363 Module 3 Lecture_Death of Socrates_Jacques-Louis David

The websites here are not required for you to successfully complete the learning objectives for this module. These are additional sites that you can better learn about key works in Romantic, and Neoclassical art.

The artist Jacques-Louis David was interested in Greek geometry. I want to backtrack a bit to look at one of the heroes of the Neoclassical artists, Nicolas Poussin. Here is one of his very well known paintings, Rape of the Sabine Women:

Article     https://www.metmuseum.org/pubs/bulletins/1/pdf/3257295.pdf.bannered.pdf

Article      http://www.metmuseum.org/art/collection/search/437329

Poussin

If you draw a line from the left lower corner towards the upper right corner, and a line from the lower right corner to the upper left corner, you will see triangles. All the figures, and swords, and arms, and horses, line up with the geometry.

Of course in real life, with all of these men abducting women, and horses running around, and babies being dropped on the ground, no way everything lines up perfectly the way Poussin portrays the scene. 

Of course this isn’t real life, but art. In this painting, Poussin is interested in presenting us with order out of chaos. Even in a horrific scene, order can be imposed on this slice of life.

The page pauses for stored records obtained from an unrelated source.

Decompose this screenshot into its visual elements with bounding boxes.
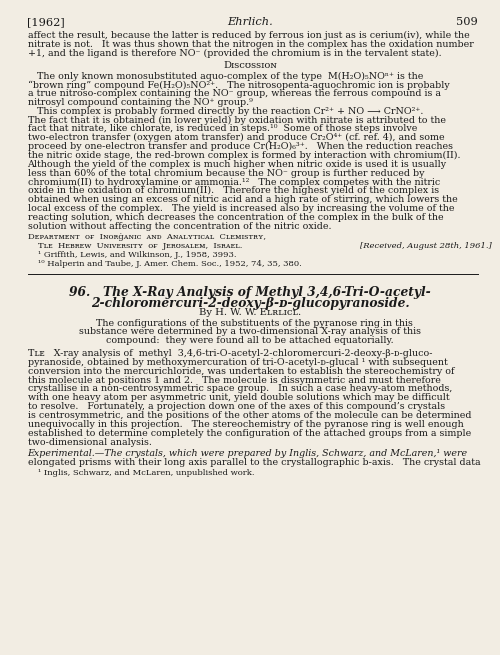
Text: two-dimensional analysis.: two-dimensional analysis. [28,438,152,447]
Text: Dɪscʊssɪoɴ: Dɪscʊssɪoɴ [223,61,277,70]
Text: fact that nitrate, like chlorate, is reduced in steps.¹⁰  Some of those steps in: fact that nitrate, like chlorate, is red… [28,124,417,134]
Text: a true nitroso-complex containing the NO⁻ group, whereas the ferrous compound is: a true nitroso-complex containing the NO… [28,89,440,98]
Text: oxide in the oxidation of chromium(II).   Therefore the highest yield of the com: oxide in the oxidation of chromium(II). … [28,186,438,195]
Text: local excess of the complex.   The yield is increased also by increasing the vol: local excess of the complex. The yield i… [28,204,454,213]
Text: two-electron transfer (oxygen atom transfer) and produce Cr₂O⁴⁺ (cf. ref. 4), an: two-electron transfer (oxygen atom trans… [28,133,444,142]
Text: is centrosymmetric, and the positions of the other atoms of the molecule can be : is centrosymmetric, and the positions of… [28,411,471,420]
Text: The configurations of the substituents of the pyranose ring in this: The configurations of the substituents o… [87,318,413,328]
Text: The fact that it is obtained (in lower yield) by oxidation with nitrate is attri: The fact that it is obtained (in lower y… [28,115,446,124]
Text: +1, and the ligand is therefore NO⁻ (provided the chromium is in the tervalent s: +1, and the ligand is therefore NO⁻ (pro… [28,48,441,58]
Text: the nitric oxide stage, the red-brown complex is formed by interaction with chro: the nitric oxide stage, the red-brown co… [28,151,460,160]
Text: substance were determined by a two-dimensional X-ray analysis of this: substance were determined by a two-dimen… [79,328,421,337]
Text: crystallise in a non-centrosymmetric space group.   In such a case heavy-atom me: crystallise in a non-centrosymmetric spa… [28,384,452,394]
Text: Experimental.—The crystals, which were prepared by Inglis, Schwarz, and McLaren,: Experimental.—The crystals, which were p… [28,449,468,458]
Text: elongated prisms with their long axis parallel to the crystallographic b-axis.  : elongated prisms with their long axis pa… [28,458,480,467]
Text: nitrate is not.   It was thus shown that the nitrogen in the complex has the oxi: nitrate is not. It was thus shown that t… [28,40,473,48]
Text: [Received, August 28th, 1961.]: [Received, August 28th, 1961.] [360,242,492,250]
Text: 96.   The X-Ray Analysis of Methyl 3,4,6-Tri-O-acetyl-: 96. The X-Ray Analysis of Methyl 3,4,6-T… [69,286,431,299]
Text: 509: 509 [456,17,477,28]
Text: 2-chloromercuri-2-deoxy-β-ᴅ-glucopyranoside.: 2-chloromercuri-2-deoxy-β-ᴅ-glucopyranos… [90,297,409,310]
Text: ¹⁰ Halperin and Taube, J. Amer. Chem. Soc., 1952, 74, 35, 380.: ¹⁰ Halperin and Taube, J. Amer. Chem. So… [38,259,301,268]
Text: By H. W. W. Eʟʀʟɪcʟ.: By H. W. W. Eʟʀʟɪcʟ. [199,308,301,317]
Text: conversion into the mercurichloride, was undertaken to establish the stereochemi: conversion into the mercurichloride, was… [28,367,454,376]
Text: “brown ring” compound Fe(H₂O)₅NO²⁺.   The nitrosopenta-aquochromic ion is probab: “brown ring” compound Fe(H₂O)₅NO²⁺. The … [28,80,449,90]
Text: [1962]: [1962] [28,17,65,28]
Text: Tʟᴇ   X-ray analysis of  methyl  3,4,6-tri-O-acetyl-2-chloromercuri-2-deoxy-β-ᴅ-: Tʟᴇ X-ray analysis of methyl 3,4,6-tri-O… [28,349,432,358]
Text: with one heavy atom per asymmetric unit, yield double solutions which may be dif: with one heavy atom per asymmetric unit,… [28,393,449,402]
Text: Dᴇᴘᴀʀᴛᴍᴇɴᴛ  ᴏғ  Iɴᴏʀġᴀɴɪc  ᴀɴᴅ  Aɴᴀʟʏᴛɪcᴀʟ  Cʟᴇᴍɪsᴛʀʏ,: Dᴇᴘᴀʀᴛᴍᴇɴᴛ ᴏғ Iɴᴏʀġᴀɴɪc ᴀɴᴅ Aɴᴀʟʏᴛɪcᴀʟ C… [28,233,266,241]
Text: Although the yield of the complex is much higher when nitric oxide is used it is: Although the yield of the complex is muc… [28,160,446,169]
Text: ¹ Griffith, Lewis, and Wilkinson, J., 1958, 3993.: ¹ Griffith, Lewis, and Wilkinson, J., 19… [38,251,236,259]
Text: This complex is probably formed directly by the reaction Cr²⁺ + NO ⟶ CrNO²⁺.: This complex is probably formed directly… [28,107,423,116]
Text: unequivocally in this projection.   The stereochemistry of the pyranose ring is : unequivocally in this projection. The st… [28,420,463,429]
Text: solution without affecting the concentration of the nitric oxide.: solution without affecting the concentra… [28,221,331,231]
Text: pyranoside, obtained by methoxymercuration of tri-O-acetyl-ᴅ-glucal ¹ with subse: pyranoside, obtained by methoxymercurati… [28,358,448,367]
Text: affect the result, because the latter is reduced by ferrous ion just as is ceriu: affect the result, because the latter is… [28,31,469,40]
Text: compound:  they were found all to be attached equatorially.: compound: they were found all to be atta… [106,336,394,345]
Text: less than 60% of the total chromium because the NO⁻ group is further reduced by: less than 60% of the total chromium beca… [28,168,424,178]
Text: to resolve.   Fortunately, a projection down one of the axes of this compound’s : to resolve. Fortunately, a projection do… [28,402,444,411]
Text: Tʟᴇ  Hᴇʙʀᴇᴡ  Uɴɪᴠᴇʀsɪᴛʏ  ᴏғ  Jᴇʀʊsᴀʟᴇᴍ,  Isʀᴀᴇʟ.: Tʟᴇ Hᴇʙʀᴇᴡ Uɴɪᴠᴇʀsɪᴛʏ ᴏғ Jᴇʀʊsᴀʟᴇᴍ, Isʀᴀ… [38,242,242,250]
Text: nitrosyl compound containing the NO⁺ group.⁹: nitrosyl compound containing the NO⁺ gro… [28,98,252,107]
Text: Ehrlich.: Ehrlich. [227,17,273,28]
Text: ¹ Inglis, Schwarz, and McLaren, unpublished work.: ¹ Inglis, Schwarz, and McLaren, unpublis… [38,468,254,477]
Text: established to determine completely the configuration of the attached groups fro: established to determine completely the … [28,428,471,438]
Text: this molecule at positions 1 and 2.   The molecule is dissymmetric and must ther: this molecule at positions 1 and 2. The … [28,375,440,384]
Text: proceed by one-electron transfer and produce Cr(H₂O)₆³⁺.   When the reduction re: proceed by one-electron transfer and pro… [28,142,452,151]
Text: reacting solution, which decreases the concentration of the complex in the bulk : reacting solution, which decreases the c… [28,213,443,222]
Text: chromium(II) to hydroxylamine or ammonia.¹²   The complex competes with the nitr: chromium(II) to hydroxylamine or ammonia… [28,178,440,187]
Text: The only known monosubstituted aquo-complex of the type  M(H₂O)₅NOⁿ⁺ is the: The only known monosubstituted aquo-comp… [28,71,423,81]
Text: obtained when using an excess of nitric acid and a high rate of stirring, which : obtained when using an excess of nitric … [28,195,457,204]
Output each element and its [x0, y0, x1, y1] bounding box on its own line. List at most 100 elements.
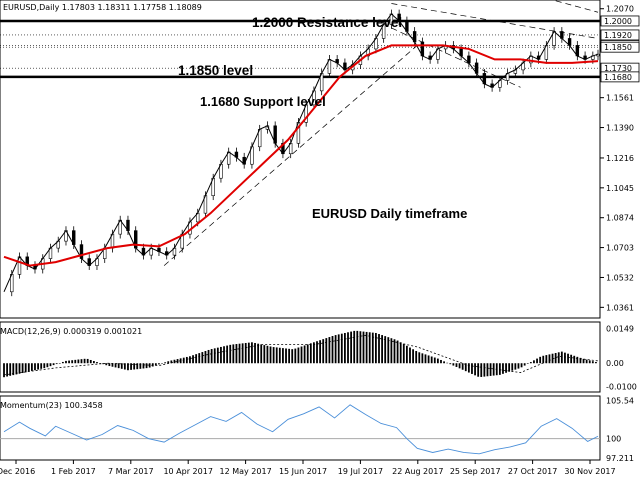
macd-bar	[130, 363, 132, 370]
macd-bar	[344, 332, 346, 364]
trendline-channel-upper	[391, 3, 599, 39]
macd-bar	[387, 337, 390, 364]
macd-bar	[554, 352, 557, 364]
macd-bar	[251, 342, 253, 364]
trendline-channel-parallel	[391, 27, 521, 88]
macd-bar	[176, 359, 179, 364]
macd-axis: 0.0149 0.00 -0.0100	[606, 325, 637, 392]
macd-bar	[309, 343, 312, 364]
macd-bar	[449, 363, 452, 365]
macd-bar	[393, 339, 396, 364]
macd-bar	[123, 363, 126, 370]
annotation-1850: 1.1850 level	[178, 63, 253, 78]
macd-bar	[170, 360, 173, 364]
moving-average-line	[3, 44, 599, 267]
macd-bar	[467, 363, 470, 373]
macd-bar	[505, 363, 507, 373]
macd-bar	[83, 358, 86, 364]
macd-bar	[74, 359, 77, 364]
macd-bar	[96, 362, 98, 364]
macd-bar	[591, 361, 594, 364]
macd-bar	[297, 347, 300, 364]
macd-bar	[192, 355, 194, 364]
annotation-resistance: 1.2000 Resistance level	[252, 15, 402, 30]
momentum-title: Momentum(23) 100.3458	[0, 401, 103, 410]
macd-bar	[353, 330, 356, 364]
macd-bar	[300, 346, 303, 364]
macd-bar	[99, 363, 101, 364]
time-tick-label: 19 Jul 2017	[338, 467, 383, 476]
price-tick-label: 1.0703	[606, 244, 634, 253]
macd-bar	[334, 335, 337, 364]
macd-bar	[371, 332, 374, 364]
macd-bar	[390, 338, 393, 364]
level-price-label: 1.2000	[604, 17, 632, 26]
trendline-channel-top	[551, 0, 599, 13]
momentum-tick-label: 105.54	[606, 396, 634, 405]
macd-bar	[46, 363, 49, 368]
macd-bar	[564, 352, 566, 364]
macd-bar	[396, 340, 399, 364]
macd-bar	[27, 363, 30, 372]
level-price-label: 1.1920	[604, 31, 632, 40]
macd-bar	[92, 361, 95, 364]
macd-bar	[15, 363, 18, 375]
macd-bar	[508, 363, 511, 372]
macd-bar	[483, 363, 486, 377]
macd-bar	[154, 363, 157, 366]
macd-bar	[567, 353, 569, 364]
macd-bar	[235, 344, 238, 364]
macd-bar	[573, 355, 576, 364]
macd-bar	[148, 363, 151, 368]
macd-bar	[198, 353, 201, 364]
macd-bar	[374, 332, 377, 364]
macd-bar	[105, 363, 108, 366]
macd-bar	[492, 363, 495, 376]
macd-bar	[557, 352, 560, 364]
macd-bar	[229, 344, 232, 364]
time-axis: Dec 2016 1 Feb 2017 7 Mar 2017 10 Apr 2017 1…	[0, 460, 616, 476]
macd-bar	[477, 363, 480, 377]
macd-bar	[319, 340, 322, 364]
macd-bar	[173, 359, 176, 364]
macd-bar	[285, 348, 287, 364]
macd-bar	[452, 363, 455, 366]
time-tick-label: 12 May 2017	[220, 467, 272, 476]
macd-bar	[139, 363, 142, 369]
macd-bar	[6, 363, 8, 377]
macd-bar	[511, 363, 514, 371]
macd-bar	[402, 344, 405, 364]
macd-bar	[446, 362, 449, 364]
macd-bar	[443, 361, 445, 364]
macd-bar	[526, 363, 529, 364]
macd-bar	[37, 363, 39, 370]
macd-bar	[167, 361, 170, 364]
macd-bar	[241, 343, 244, 364]
macd-tick-label: -0.0100	[606, 383, 637, 392]
macd-bar	[226, 345, 229, 364]
macd-pane: MACD(12,26,9) 0.000319 0.001021 0.01490.…	[0, 321, 637, 393]
price-tick-label: 1.0361	[606, 303, 634, 312]
macd-bar	[238, 343, 241, 364]
macd-bar	[529, 362, 532, 364]
macd-bar	[269, 346, 272, 364]
macd-bar	[520, 363, 523, 368]
macd-bar	[266, 345, 269, 364]
macd-bar	[220, 346, 222, 364]
macd-bar	[30, 363, 33, 371]
price-tick-label: 1.2070	[606, 5, 634, 14]
macd-bar	[325, 338, 328, 364]
macd-bar	[523, 363, 526, 366]
macd-bar	[58, 363, 61, 364]
macd-bar	[381, 335, 383, 364]
macd-bar	[65, 360, 67, 364]
annotation-timeframe: EURUSD Daily timeframe	[312, 206, 467, 221]
macd-bar	[145, 363, 148, 369]
macd-bar	[455, 363, 458, 367]
time-tick-label: Dec 2016	[0, 467, 35, 476]
macd-bar	[316, 341, 318, 364]
macd-bar	[254, 342, 256, 364]
trendline-channel-lower	[163, 45, 418, 266]
price-tick-label: 1.1390	[606, 124, 634, 133]
macd-bar	[21, 363, 24, 374]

Now here is a famous painting by David, The Death of Socrates

David

Video     https://www.youtube.com/watch?v=rKhfFBbVtFg

David paints this real moment in history, with a similar interest in the same implied geometric shapes as we see in Poussin’s paintings. Even the cup of hemlock poison is a circle, along with the many rectangles in the floor. The Socrates finger points upward toward the triangular shadow on the wall, and many of the figures bend to blend into that central triangle.

The Greek philosopher was a geometry teacher, and like Pythagoras, was in the belief that there is a grand geometry at work in the universe.

This way of creating art is one of the central beliefs of the Neoclassical artists.